Pembridge is a good-sized village in the north-west of the county; it is part of the Black and White Village Trail. The name Pembridge is derived from the Old English Penebrug(g)e, which probably meant "Pena's bridge" (Bruce Coplestone-Crow, Herefordshire Place-Names, British Archaeological Reports British Series 214, 1989, p. 156).
The castle earthworks can be found adjacent to the south side of the village churchyard.
The mound is large and oval shaped with a deep, dry ditch. The average height of the castle mound above the bottom of the ditch is 5m. The main hall of the castle probably stood on the north-east corner, and geophysical survey has confirmed a stone-founded building in this area, but there is no visible stonework.
An area to the east, possibly an outer bailey (HER 32798), showed strong resistance, indicating a stone building or cobbled floor. A holloway led from the moat to the church, but this has since been filled in. The original entrance to the castle would have been on the west, but this is now occupied by farm buildings.
The Rev. C.J. Robinson (in Castles of Herefordshire and their Lords, undated, p. 129) has a footnote referring to a visit to Pembridge by Silas Taylor, a 17th century antiquarian, where he records saw to the south of the church "... the mansion house where there are yet remaines of a fortified keep or small castle".
The Domesday Book's entry for Pembridge records that it was held by Earl Harold and there were twenty villagers, seven smallholders, one riding man and three slaves. The Canons of St. Guthlac's Priory in Hereford claimed the manor of Pembridge; stating that Earl Godwin and his son Harold had wrongly taken it from them. (Frank and Caroline Thorn (eds.), Domesday Book 17: Herefordshire, 19,8, Phillimore, 1983)

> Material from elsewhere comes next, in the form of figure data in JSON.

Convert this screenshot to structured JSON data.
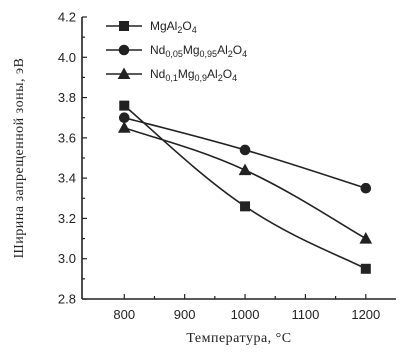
{
  "chart_data": {
    "type": "line",
    "xlabel": "Температура, °С",
    "ylabel": "Ширина запрещенной зоны, эВ",
    "xlim": [
      730,
      1250
    ],
    "ylim": [
      2.8,
      4.2
    ],
    "xticks": [
      800,
      900,
      1000,
      1100,
      1200
    ],
    "yticks": [
      2.8,
      3.0,
      3.2,
      3.4,
      3.6,
      3.8,
      4.0,
      4.2
    ],
    "legend_position": "top-left",
    "series": [
      {
        "name": "MgAl2O4",
        "legend": [
          {
            "t": "MgAl",
            "sub": false
          },
          {
            "t": "2",
            "sub": true
          },
          {
            "t": "O",
            "sub": false
          },
          {
            "t": "4",
            "sub": true
          }
        ],
        "marker": "square",
        "x": [
          800,
          1000,
          1200
        ],
        "y": [
          3.76,
          3.26,
          2.95
        ]
      },
      {
        "name": "Nd0,05Mg0,95Al2O4",
        "legend": [
          {
            "t": "Nd",
            "sub": false
          },
          {
            "t": "0,05",
            "sub": true
          },
          {
            "t": "Mg",
            "sub": false
          },
          {
            "t": "0,95",
            "sub": true
          },
          {
            "t": "Al",
            "sub": false
          },
          {
            "t": "2",
            "sub": true
          },
          {
            "t": "O",
            "sub": false
          },
          {
            "t": "4",
            "sub": true
          }
        ],
        "marker": "circle",
        "x": [
          800,
          1000,
          1200
        ],
        "y": [
          3.7,
          3.54,
          3.35
        ]
      },
      {
        "name": "Nd0,1Mg0,9Al2O4",
        "legend": [
          {
            "t": "Nd",
            "sub": false
          },
          {
            "t": "0,1",
            "sub": true
          },
          {
            "t": "Mg",
            "sub": false
          },
          {
            "t": "0,9",
            "sub": true
          },
          {
            "t": "Al",
            "sub": false
          },
          {
            "t": "2",
            "sub": true
          },
          {
            "t": "O",
            "sub": false
          },
          {
            "t": "4",
            "sub": true
          }
        ],
        "marker": "triangle",
        "x": [
          800,
          1000,
          1200
        ],
        "y": [
          3.65,
          3.44,
          3.1
        ]
      }
    ]
  }
}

Pembridge later came under the control of William de Braose, Lord of Radnor.
The Pembridge family who came to occupy the castle would appear to have been tenant knights of the de Braoses and Mortimers until 1265. The most famous member of the Pembridge family was Richard Pembridge, who was a Knight of the Garter and fought at Poitiers and Sluys. He later became Warden of the Cinque Ports and his tomb survives in Hereford Cathedral. The helm (helmet) from his funeral achievements, one of only three surviving from the Hundred Years War, can be seen in the National Museum of Scotland in Edinburgh, and you can read more about it in our medieval section. The Pembridge family also had an impressive castle at Welsh Newton in south Herefordshire.
The first mention of a member of the Pembridge family that we have in this area is of Ralf de Pembridge, who witnessed several grants and charters around the turn of the 12th century for his overlord, Philip de Braose.
After the death of the third Ralf de Pembridge (c. 1216), a custody battle ensued between William de Cantilupe (steward of the King), Reginald de Braose and Henry de Pembridge (Ralf's half-brother) over Ralf's heir (another Ralf) and his land. The child and land appeared to change hands frequently over the next few years, but in 1222 Thomas Hereford, Sheriff of Hereford, was ordered to hand the Castrum de Peneburg (Pembridge Castle) to William Cantilupe (CPR 1216-25, 358). This is the earliest mention we have of a castle at Pembridge.
During the 1260s, Ralf de Pembridge's son Henry was a supporter of Simon de Montfort in the Barons' Wars. After Simon's defeat at the Battle of Evesham in 1265, Ralf had all his lands confiscated and handed over to Roger de Mortimer of Wigmore Castle. The lands were later restored to Henry, with the exception of Pembridge, which Roger de Mortimer forced Henry to sign over to him permanently.
During the 14th century, Pembridge became part of the landholdings of several "dowager" Mortimers. When Edward of York (the grandson of Anne Mortimer, daughter of Roger Mortimer, 4th Earl of March) came to the throne as King Edward IV after success at the Battle of Mortimer's Cross during the Wars of the Roses in 1461, Pembridge Castle was brought into Crown ownership.
Robinson states that in the 16th century Henry VIII leased the manor to a John Hawkins. He also references Blount, who tells us that the manor was granted by Elizabeth I "... with the Rents of Assize, two mills called Kingsmill and Moseley Mill, Pembridge Park and a wood called Northwood with all house lands and appurtenances to Thomas Chapman and his heirs ..." and that Chapman sold it later to a Thomas Gardiner.
Andrew Stirling-Brown has alerted us to the existence of a paper in Herefordshire Record Office that refers to the Castle, Manor and Borough that came from two separate grants of the Arkwright family of Hampton Court, near Leominster. The earliest grant was dated 1588 and was a grant of Pembridge Castle to the Earl of Leicester and John Morely. The grant must refer to this Pembridge Castle, rather than the one at Welsh Newton, as neither the Earl of Leicester nor the Arkwright family owned property near Welsh Newton.
There is another grant, dating to 1610, where James I gives over the manor and Borough entitlement to the Earl of Essex and his tenant. The Lordship of the Borough was held by the Conningsbys of Hampton Court for a long period.